After gaining registration as a nurse, Purdy moved to Southampton General Hospital, but was unhappy there and applied for a research post locally to work on tissue rejection, before transferring to Papworth Hospital in her home county where the first open-heart surgeries were pioneered in Britain. In 1968, she applied for and obtained a post with Robert Edwards at the Physiological Laboratory in Cambridge.
Work with Edwards and Steptoe
Steptoe became the Director of the Centre for Human Reproduction, Oldham in 1969. Using laparoscopy, he collected the ova from volunteering infertile women who saw his place as their last hope to achieve a pregnancy. Purdy began her work with the Steptoe and Edwards as a lab technician. She played a significant and increasingly vital role, to the extent that, when she took time off to care for her sick mother, work had to pause. During this time they had to endure criticism and hostility to their work. It was Purdy who first saw that fertilised egg, which was to become Louise Brown, was dividing to make new cells. The birth of Louise Brown in 1978 changed perceptions and to accommodate the increased demand and to train specialists, the team founded the Bourn Hall Clinic, Cambridgeshire in 1980. Purdy was a co-author on 26 papers with Steptoe and Edwards, and 370 IVF children were conceived during her career.

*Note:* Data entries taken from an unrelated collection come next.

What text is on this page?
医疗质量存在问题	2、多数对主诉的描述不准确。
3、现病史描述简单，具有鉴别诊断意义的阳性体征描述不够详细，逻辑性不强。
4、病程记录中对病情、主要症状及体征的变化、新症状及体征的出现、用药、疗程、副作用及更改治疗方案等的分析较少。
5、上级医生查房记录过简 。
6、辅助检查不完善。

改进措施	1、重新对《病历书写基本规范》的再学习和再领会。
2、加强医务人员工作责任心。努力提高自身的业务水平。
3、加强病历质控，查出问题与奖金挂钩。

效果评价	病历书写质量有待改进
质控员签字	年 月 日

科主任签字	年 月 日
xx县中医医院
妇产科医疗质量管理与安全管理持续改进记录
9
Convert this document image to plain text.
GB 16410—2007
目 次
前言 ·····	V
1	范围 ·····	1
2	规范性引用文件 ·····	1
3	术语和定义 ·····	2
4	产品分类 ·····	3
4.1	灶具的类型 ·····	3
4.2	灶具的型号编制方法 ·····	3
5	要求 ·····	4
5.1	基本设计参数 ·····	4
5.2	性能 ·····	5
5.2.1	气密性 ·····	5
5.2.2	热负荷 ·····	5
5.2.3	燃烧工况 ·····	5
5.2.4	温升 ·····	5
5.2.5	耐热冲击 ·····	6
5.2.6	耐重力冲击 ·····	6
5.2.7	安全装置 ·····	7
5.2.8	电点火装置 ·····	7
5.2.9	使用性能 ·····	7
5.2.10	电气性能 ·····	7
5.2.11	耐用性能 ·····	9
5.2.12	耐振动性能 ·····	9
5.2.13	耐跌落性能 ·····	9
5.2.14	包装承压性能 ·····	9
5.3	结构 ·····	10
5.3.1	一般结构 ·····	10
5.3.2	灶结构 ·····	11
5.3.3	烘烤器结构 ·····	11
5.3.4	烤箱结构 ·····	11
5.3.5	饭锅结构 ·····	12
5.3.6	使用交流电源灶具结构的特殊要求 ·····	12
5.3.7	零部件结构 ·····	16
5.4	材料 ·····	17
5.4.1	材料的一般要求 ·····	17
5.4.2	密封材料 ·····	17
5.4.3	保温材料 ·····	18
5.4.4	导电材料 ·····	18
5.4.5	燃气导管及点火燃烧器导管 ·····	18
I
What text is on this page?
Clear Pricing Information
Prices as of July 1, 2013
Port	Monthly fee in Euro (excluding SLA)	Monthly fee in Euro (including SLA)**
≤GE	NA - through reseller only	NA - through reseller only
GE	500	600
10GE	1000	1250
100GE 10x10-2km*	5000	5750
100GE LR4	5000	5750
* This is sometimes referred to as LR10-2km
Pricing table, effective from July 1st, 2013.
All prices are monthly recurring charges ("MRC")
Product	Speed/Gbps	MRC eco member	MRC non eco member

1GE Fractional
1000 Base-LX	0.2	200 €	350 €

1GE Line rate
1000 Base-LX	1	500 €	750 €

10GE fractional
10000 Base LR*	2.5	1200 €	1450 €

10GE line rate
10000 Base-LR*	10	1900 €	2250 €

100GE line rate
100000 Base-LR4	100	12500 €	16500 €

When it was decided that a plaque should be put up to record the achievement Edwards suggested that the plaque should be phrased "Human in vitro fertilisation followed by the world’s first successful pregnancy was performed at this hospital by Dr. Robert Edwards, Mr. Patrick Steptoe, Miss Jean Purdy and their supporting staff in November, 1977". Recognition for Purdy was ignored and the Oldham NHS Trust received a letter of complaint from Edwards in 1982. Bourn Hall erected a plaque in 2013 which again ignored Purdy's contribution. In a plenary lecture in 1998, celebrating the 20th anniversary of clinical IVF, Robert Edwards gave tribute to Jean Purdy, saying 'There were three original pioneers in IVF and not just two'. Professor Andrew Steptoe, son of Patrick Steptoe unveiled a plaque in 2015 that acknowledged the three people who were involved in developing IVF. In 2018, to mark the 40th anniversary of IVF, Bourn Hall unveiled a memorial to Jean Purdy, the "world's first IVF nurse and embryologist. Co-founder of Bourn Hall Clinic".